Module module = Modules.override(new ReportModule()).with((Module) binder -> {
            binder.bind(FileWriter.class).toInstance(mock(FileWriter.class));
        });

        Injector injector = Guice.createInjector(module);
        FirstNameReportWriter firstNameReportWriter = injector.getInstance(FirstNameReportWriter.class);

Again the manual case looks a bit simpler for this unit because its dependencies dont have dependencies. If the mocked unit was much further down a dependency tree, the DI approach is often easier, requires updating less, and more closely matches production.

The DI container really comes into its own when you want to control the lifecycle of your units. Imagine we've built a web framework and we want to inject a new Logger unit for every user, or for every request. It would be quite a task to modify the manual creation process to perform this functionality, but with a DI framework it can be pretty straight forward.

So should we use one or not? I dont want to be too opiniated on this, I'd suggest we start by manually creating units. As long as we only do it once at the start of your application, and decouple it from any logic, we can always switch to a DI framework when the unit heirarchy grows large, or if we want to do clever things with the units' life cycles.

What should we inject?

We want to completely decouple the lifecycle of our dpendencies from our units. We don't want to write logic that checks whether a dependency has been created or still exists, and if neccessary, we want to be abel to delegate the responsibility of managing unit lifecycles to a DI framework. We should be careful not to inject anything with a predefined lifecycle, e.g. if we inject a GameState dependency the lifecycle of this class is determined by the people playing the game.
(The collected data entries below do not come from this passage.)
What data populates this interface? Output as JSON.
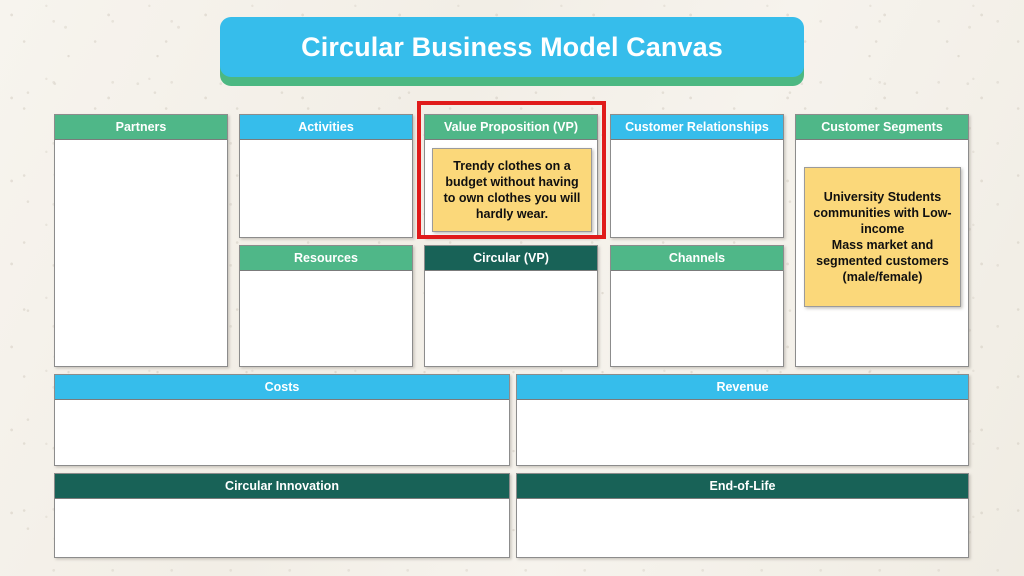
{
  "banner": {
    "title": "Circular Business Model Canvas"
  },
  "colors": {
    "background": "#f5f2ec",
    "green": "#4fb788",
    "cyan": "#36bdeb",
    "dark_teal": "#186257",
    "note_yellow": "#fbd87a",
    "highlight_red": "#e01b1b",
    "header_text": "#ffffff",
    "note_text": "#101010"
  },
  "cells": {
    "partners": {
      "title": "Partners",
      "header_color": "green",
      "content": ""
    },
    "activities": {
      "title": "Activities",
      "header_color": "cyan",
      "content": ""
    },
    "value_proposition": {
      "title": "Value Proposition (VP)",
      "header_color": "green"
    },
    "customer_relationships": {
      "title": "Customer Relationships",
      "header_color": "cyan",
      "content": ""
    },
    "customer_segments": {
      "title": "Customer Segments",
      "header_color": "green"
    },
    "resources": {
      "title": "Resources",
      "header_color": "green",
      "content": ""
    },
    "circular_vp": {
      "title": "Circular (VP)",
      "header_color": "teal",
      "content": ""
    },
    "channels": {
      "title": "Channels",
      "header_color": "green",
      "content": ""
    },
    "costs": {
      "title": "Costs",
      "header_color": "cyan",
      "content": ""
    },
    "revenue": {
      "title": "Revenue",
      "header_color": "cyan",
      "content": ""
    },
    "circular_innovation": {
      "title": "Circular Innovation",
      "header_color": "teal",
      "content": ""
    },
    "end_of_life": {
      "title": "End-of-Life",
      "header_color": "teal",
      "content": ""
    }
  },
  "notes": {
    "value_proposition_note": "Trendy clothes on a budget without having to own clothes you will hardly wear.",
    "customer_segments_note": "University Students communities with Low-income\nMass market and segmented customers (male/female)"
  }
}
We can't easily hand over the responsibiity of managing that lifecyle to a DI container so we shouldnt inject it.

As we discussed at the end of the previous article, our coding pattern consists of stateless services and imutable data. We only inject services into other services and the data flows through them. Because our services are stateless they have no predefined lifecycle. Usually we create them once at the start of the app and they are singletones, but we are free to create as many as we want when we want. This makes them ideal for DI based lifecycle management. So on the whole we only inject services and we dont inject data.

You may have noticed that our Database unit took a String (data) in its constructor. This was a bit of a shortcut to keep the examples simple. We could just have easily extracted a ConfigProvider unit that would read the application config (urls, ports, etc) and keep them in its state (remember its ok for side effect units to have state). The config would then be passed into the Database unit for the query

If we revisit the earlier example, we can see that injecting data into the Database unit meant that we couldnt hand lifecycle management over to the DI container.

bind(FirstNameReportWriter.class).to(FirstNameReportWriter.class);
bind(ReportCreator.class).to(ReportCreatorImpl.class);
bind(FirstNameDataStore.class).toInstance(
    new Database("jdbc:sqlserver://db1:2000;databaseName=prodDb"));
bind(ReportWriter.class).to(FileWriter.class);

For all our units that were stateless services, we could just inform the DI container about their type. In this case the DI container is able to destory and create instances as it wishes. The Database unit needed to be constructed with data, so we had to register a specific instance. In this case the DI container doesnt know how to create them for itself. So the instance we gave it will last the lifetime of the application.

summary

So thats it, if we write code like we have learnt to do in these articles, we can be sure its going to obey the solid principles. It's an unfair way of wording it though, because these prinicples have been driving the design of our coding style right from the start.